Z pomocą przychodzą portale randkowe, które zdaniem wielu są idealnym miejscem na spotkanie potencjalnego partnera. Dlaczego? Są łatwe w obsłudze, spotykasz też tam ludzi, którzy wiedzą zazwyczaj, czego chcą, i na co się piszą idąc na randkę.
Pytaniem jest jednak to, jak randkują online i jak kochają się Polacy?
To pytanie nie dawało Erodate.pl spokoju od dawna. Tak właśnie powstał pomysł przeprowadzenia badania, w którym użytkownicy wzięli udział jakiś czas temu i z odpowiedzi wybrano te najciekawsze i przedstawiające największe różnice (i podobieństwa) między odpowiedziami kobiet i mężczyzn. Ankietowanych było 14 085 osób, z których największy procent stanowiły osoby w przedziale wiekowym 25-40 lat. Aż 93 proc. osób udzielających odpowiedzi twierdziło, że jest obecnie singlami.
Gdzie ich poznajemy?
65 proc. mężczyzn i 69 proc. ankietowanych kobiet twierdziło, iż najczęściej potencjalnego seks-partnera poznaje na portalach społecznościowych, kolejno 14 proc. kobiet i 18 proc. mężczyzn za najczęstsze miejsce do zawierania znajomości wybierało bar lub klub nocny.

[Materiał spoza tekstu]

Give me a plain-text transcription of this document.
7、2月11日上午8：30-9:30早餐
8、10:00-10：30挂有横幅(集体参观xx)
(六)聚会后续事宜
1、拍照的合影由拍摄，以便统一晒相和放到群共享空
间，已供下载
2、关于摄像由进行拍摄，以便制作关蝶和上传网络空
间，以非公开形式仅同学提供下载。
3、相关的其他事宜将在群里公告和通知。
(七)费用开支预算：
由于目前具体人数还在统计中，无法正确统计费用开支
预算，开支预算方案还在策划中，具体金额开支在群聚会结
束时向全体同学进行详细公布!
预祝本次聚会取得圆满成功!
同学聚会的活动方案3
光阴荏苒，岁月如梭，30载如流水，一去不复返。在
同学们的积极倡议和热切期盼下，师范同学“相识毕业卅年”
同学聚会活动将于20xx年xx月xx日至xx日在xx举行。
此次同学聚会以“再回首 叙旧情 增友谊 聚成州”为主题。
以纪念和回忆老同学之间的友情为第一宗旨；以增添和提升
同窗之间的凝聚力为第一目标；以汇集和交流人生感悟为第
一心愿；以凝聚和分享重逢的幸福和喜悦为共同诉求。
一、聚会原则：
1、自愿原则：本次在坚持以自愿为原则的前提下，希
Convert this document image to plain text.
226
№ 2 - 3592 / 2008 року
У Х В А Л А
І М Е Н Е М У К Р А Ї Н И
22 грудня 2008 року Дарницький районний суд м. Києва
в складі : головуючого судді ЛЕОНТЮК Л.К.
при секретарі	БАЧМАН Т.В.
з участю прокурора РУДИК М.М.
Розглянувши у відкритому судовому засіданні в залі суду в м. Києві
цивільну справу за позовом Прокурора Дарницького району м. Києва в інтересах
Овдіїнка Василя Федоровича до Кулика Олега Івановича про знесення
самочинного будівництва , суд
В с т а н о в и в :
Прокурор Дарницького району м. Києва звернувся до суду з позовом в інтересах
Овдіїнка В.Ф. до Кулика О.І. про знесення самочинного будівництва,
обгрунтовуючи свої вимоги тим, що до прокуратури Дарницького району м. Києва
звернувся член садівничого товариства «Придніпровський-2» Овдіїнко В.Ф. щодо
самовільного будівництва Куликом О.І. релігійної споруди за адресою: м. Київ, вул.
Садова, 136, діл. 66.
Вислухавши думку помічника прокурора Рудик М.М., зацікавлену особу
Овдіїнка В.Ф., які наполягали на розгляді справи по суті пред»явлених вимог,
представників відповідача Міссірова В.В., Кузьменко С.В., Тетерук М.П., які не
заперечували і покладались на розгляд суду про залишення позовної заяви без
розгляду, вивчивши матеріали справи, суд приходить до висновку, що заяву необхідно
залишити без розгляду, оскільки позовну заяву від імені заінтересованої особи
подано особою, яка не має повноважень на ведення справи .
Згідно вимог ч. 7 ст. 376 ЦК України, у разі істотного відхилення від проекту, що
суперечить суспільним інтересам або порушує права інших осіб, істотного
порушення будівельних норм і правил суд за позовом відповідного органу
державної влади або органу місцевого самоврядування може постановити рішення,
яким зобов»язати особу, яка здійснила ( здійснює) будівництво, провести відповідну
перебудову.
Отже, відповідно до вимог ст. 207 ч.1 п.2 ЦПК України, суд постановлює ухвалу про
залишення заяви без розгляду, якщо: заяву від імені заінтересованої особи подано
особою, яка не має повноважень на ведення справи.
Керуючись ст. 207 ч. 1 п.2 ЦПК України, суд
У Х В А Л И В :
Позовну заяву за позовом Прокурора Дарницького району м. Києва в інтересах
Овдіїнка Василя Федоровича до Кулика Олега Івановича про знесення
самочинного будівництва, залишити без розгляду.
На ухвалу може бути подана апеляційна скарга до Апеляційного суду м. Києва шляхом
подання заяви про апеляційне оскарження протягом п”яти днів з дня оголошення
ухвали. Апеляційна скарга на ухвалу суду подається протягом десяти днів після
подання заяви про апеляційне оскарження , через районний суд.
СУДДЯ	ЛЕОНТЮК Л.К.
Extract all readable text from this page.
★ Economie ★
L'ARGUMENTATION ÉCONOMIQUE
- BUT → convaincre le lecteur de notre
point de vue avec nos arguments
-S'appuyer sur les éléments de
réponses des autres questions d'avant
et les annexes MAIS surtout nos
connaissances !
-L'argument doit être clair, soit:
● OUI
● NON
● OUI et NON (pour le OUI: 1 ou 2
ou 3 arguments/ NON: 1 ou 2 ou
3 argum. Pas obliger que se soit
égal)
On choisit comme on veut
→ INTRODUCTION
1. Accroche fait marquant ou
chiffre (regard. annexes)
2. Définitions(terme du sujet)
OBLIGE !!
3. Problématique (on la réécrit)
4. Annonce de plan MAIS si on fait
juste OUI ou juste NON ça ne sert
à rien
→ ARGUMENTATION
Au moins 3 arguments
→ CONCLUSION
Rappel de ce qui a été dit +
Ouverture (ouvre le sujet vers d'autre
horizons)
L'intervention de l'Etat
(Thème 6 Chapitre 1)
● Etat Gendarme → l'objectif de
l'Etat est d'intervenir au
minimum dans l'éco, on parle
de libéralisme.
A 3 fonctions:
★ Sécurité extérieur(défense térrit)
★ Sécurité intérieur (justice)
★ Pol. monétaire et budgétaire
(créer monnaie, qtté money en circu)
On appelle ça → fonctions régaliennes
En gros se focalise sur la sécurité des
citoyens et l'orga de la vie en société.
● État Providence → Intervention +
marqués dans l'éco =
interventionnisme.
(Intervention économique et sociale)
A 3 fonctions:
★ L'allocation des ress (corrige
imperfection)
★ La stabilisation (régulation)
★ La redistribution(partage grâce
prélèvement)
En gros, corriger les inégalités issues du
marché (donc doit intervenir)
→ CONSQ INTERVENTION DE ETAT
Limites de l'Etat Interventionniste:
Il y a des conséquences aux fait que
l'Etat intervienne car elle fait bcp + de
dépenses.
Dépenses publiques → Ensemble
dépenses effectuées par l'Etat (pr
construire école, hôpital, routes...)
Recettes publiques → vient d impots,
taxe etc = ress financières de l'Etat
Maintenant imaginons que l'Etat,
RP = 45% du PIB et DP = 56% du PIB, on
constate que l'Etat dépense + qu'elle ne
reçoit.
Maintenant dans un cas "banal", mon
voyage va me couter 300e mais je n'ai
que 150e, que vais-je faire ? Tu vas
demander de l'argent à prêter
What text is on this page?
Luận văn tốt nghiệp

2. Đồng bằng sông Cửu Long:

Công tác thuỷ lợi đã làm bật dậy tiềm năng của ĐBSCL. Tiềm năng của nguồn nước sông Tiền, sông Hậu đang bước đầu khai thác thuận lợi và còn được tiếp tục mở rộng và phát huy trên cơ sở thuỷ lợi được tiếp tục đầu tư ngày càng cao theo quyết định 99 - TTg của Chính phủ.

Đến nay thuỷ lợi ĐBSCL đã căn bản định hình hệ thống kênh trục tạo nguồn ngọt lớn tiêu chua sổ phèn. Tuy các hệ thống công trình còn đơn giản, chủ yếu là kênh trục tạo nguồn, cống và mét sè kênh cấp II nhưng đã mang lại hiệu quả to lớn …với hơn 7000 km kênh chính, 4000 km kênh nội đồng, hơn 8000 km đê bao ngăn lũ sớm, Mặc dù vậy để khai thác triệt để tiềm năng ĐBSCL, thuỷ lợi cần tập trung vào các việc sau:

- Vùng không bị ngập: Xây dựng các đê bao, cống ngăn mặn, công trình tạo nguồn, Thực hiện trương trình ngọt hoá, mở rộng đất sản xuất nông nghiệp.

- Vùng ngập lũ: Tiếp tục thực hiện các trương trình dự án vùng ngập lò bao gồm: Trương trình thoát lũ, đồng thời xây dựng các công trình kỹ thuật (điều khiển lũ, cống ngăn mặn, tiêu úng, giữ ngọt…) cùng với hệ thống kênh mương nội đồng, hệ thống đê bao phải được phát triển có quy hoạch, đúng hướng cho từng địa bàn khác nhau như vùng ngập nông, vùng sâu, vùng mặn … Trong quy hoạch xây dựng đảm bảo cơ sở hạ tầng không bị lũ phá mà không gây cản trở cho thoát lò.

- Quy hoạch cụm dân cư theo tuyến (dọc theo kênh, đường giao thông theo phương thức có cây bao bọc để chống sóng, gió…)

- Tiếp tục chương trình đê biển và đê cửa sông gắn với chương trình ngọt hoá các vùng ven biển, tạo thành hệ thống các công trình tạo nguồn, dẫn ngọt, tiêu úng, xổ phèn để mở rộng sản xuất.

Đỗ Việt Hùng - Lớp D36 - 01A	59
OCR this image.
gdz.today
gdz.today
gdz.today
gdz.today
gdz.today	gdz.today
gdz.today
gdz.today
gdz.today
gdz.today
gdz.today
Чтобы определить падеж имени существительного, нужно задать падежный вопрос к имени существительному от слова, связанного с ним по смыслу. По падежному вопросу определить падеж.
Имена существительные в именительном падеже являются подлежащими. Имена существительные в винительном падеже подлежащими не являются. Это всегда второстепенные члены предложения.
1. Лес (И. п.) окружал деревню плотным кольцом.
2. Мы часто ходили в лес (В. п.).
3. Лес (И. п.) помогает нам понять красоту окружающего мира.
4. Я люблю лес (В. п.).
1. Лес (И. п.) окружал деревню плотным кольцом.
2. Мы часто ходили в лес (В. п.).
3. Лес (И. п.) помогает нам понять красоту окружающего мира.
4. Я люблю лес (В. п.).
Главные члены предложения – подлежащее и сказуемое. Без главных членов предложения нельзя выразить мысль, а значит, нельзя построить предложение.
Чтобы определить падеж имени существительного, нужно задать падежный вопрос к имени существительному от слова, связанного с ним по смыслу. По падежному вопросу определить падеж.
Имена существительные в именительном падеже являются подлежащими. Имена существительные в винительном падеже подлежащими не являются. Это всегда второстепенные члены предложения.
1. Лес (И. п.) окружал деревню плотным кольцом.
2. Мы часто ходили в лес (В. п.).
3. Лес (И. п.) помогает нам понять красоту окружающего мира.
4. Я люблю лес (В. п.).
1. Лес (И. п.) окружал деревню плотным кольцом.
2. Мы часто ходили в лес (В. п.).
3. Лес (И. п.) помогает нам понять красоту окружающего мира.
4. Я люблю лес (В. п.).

Zapytani o możliwość znalezienia miłości na portalach randkowych zarówno kobiety (55 proc.), jak i mężczyźni (58 proc.) twierdzili zgodnie, że to jest możliwe. Jeszcze większa zgodność była co do potencjalnych partnerów seksualnych – aż 95 proc. kobiet i 94 proc. mężczyzn twierdziło, że to więcej niż możliwe.
Dlaczego piszemy?
51 proc. kobiet napisało do mężczyzn, bo rozbawił lub zaintrygował je ich opis czy wiadomość, kolejno 27 proc. i 10 proc. stawiało na wygląd i zbieg zainteresowań. Co ciekawe, tylko 7 proc. kobiet zwracało uwagę na to, czy potencjalny partner mieszka nieopodal, co oznacza, że w imię jakościowej relacji nie bałyby się one podróżować.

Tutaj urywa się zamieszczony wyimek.